Harry Byrd's pay-as-you-go philosophy was personal as well as political; from boyhood, he paid as he went. Although he belonged to the eighth generation of one of Virginia's first families,* its fortunes were depleted when, at 15, he took over his father's down-and-out Winchester Star, worked part-time as a telephone operator to buy newsprint—which he paid for on a day-to-day basis. The paper prospered and, with its earnings, Byrd leased an apple orchard. He now owns about 7,000 acres and is the world's largest individual apple grower.
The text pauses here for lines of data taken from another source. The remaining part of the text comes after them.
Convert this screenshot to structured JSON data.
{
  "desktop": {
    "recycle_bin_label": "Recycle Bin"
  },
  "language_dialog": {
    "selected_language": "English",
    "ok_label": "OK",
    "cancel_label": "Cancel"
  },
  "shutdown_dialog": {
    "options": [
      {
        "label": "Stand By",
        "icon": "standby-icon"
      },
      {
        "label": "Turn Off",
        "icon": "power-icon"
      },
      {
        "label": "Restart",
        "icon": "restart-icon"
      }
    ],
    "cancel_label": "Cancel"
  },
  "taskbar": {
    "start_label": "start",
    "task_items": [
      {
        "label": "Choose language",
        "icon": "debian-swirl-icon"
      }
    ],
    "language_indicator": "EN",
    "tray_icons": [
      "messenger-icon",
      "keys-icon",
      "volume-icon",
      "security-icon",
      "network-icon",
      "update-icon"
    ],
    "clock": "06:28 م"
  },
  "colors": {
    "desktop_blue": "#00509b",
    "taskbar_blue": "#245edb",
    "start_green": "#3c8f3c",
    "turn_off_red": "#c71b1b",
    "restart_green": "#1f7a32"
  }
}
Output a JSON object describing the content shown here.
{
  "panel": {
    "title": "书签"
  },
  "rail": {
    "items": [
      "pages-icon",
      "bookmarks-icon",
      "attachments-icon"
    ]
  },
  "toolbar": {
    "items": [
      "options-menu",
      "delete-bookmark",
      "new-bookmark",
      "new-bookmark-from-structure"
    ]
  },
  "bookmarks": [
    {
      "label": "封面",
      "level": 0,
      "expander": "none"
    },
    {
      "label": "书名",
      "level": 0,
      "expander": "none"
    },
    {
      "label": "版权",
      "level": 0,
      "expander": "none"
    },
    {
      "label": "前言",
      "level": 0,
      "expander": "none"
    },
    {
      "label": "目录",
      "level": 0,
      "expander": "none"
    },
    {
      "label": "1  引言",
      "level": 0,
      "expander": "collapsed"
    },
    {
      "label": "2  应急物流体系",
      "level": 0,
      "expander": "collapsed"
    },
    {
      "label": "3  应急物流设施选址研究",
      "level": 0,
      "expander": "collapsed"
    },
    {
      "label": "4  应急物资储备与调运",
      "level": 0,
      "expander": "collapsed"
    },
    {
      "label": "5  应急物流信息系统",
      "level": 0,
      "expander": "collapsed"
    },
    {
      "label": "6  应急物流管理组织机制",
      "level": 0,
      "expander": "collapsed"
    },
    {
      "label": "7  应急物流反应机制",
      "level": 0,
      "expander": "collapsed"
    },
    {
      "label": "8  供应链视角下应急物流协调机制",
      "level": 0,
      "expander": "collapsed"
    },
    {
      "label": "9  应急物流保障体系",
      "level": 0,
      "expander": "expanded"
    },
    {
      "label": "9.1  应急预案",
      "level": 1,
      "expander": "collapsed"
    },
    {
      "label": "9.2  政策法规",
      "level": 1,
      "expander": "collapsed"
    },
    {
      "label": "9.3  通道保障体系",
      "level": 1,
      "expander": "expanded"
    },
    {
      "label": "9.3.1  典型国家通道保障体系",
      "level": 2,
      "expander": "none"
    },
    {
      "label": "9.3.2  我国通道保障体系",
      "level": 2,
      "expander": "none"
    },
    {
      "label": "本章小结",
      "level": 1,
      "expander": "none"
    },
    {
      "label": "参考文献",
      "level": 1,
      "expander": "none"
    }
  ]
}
Elected to the state senate in 1915, Harry Byrd led a bitter fight for pay-as-you-go road building as against bond financing, won in a referendum, carried on his model highway program after his election as governor in 1925. Governor Byrd pushed through a tough antilynch law, streamlined the state constitution. In the fight for adoption of his changes, he built the famed Virginia Democratic political organization that stands today as one of the nation's oldest and most successful—and Harry Byrd will continue to run it after his Senate retirement.

Longtime Break. In his days in Richmond, Byrd was described as Virginia's "most liberal governor since Thomas Jefferson." Harry Byrd did not change; times did, beginning in 1933-That year Byrd was appointed to the Senate, replacing Claude Swanson, who had been named Navy Secretary by Franklin Roosevelt. One of Byrd's first Senate votes was cast for Roosevelt's one attempt to carry out his campaign pledge for economy: a half billion cut in federal spending, mostly in veteran's benefits. But with NRA and its $3 billion relief provision, Byrd broke with Roosevelt—and stayed broken, both with F.D.R. and his successor, Harry Truman, who once snapped that there were "too many Byrds in the Senate."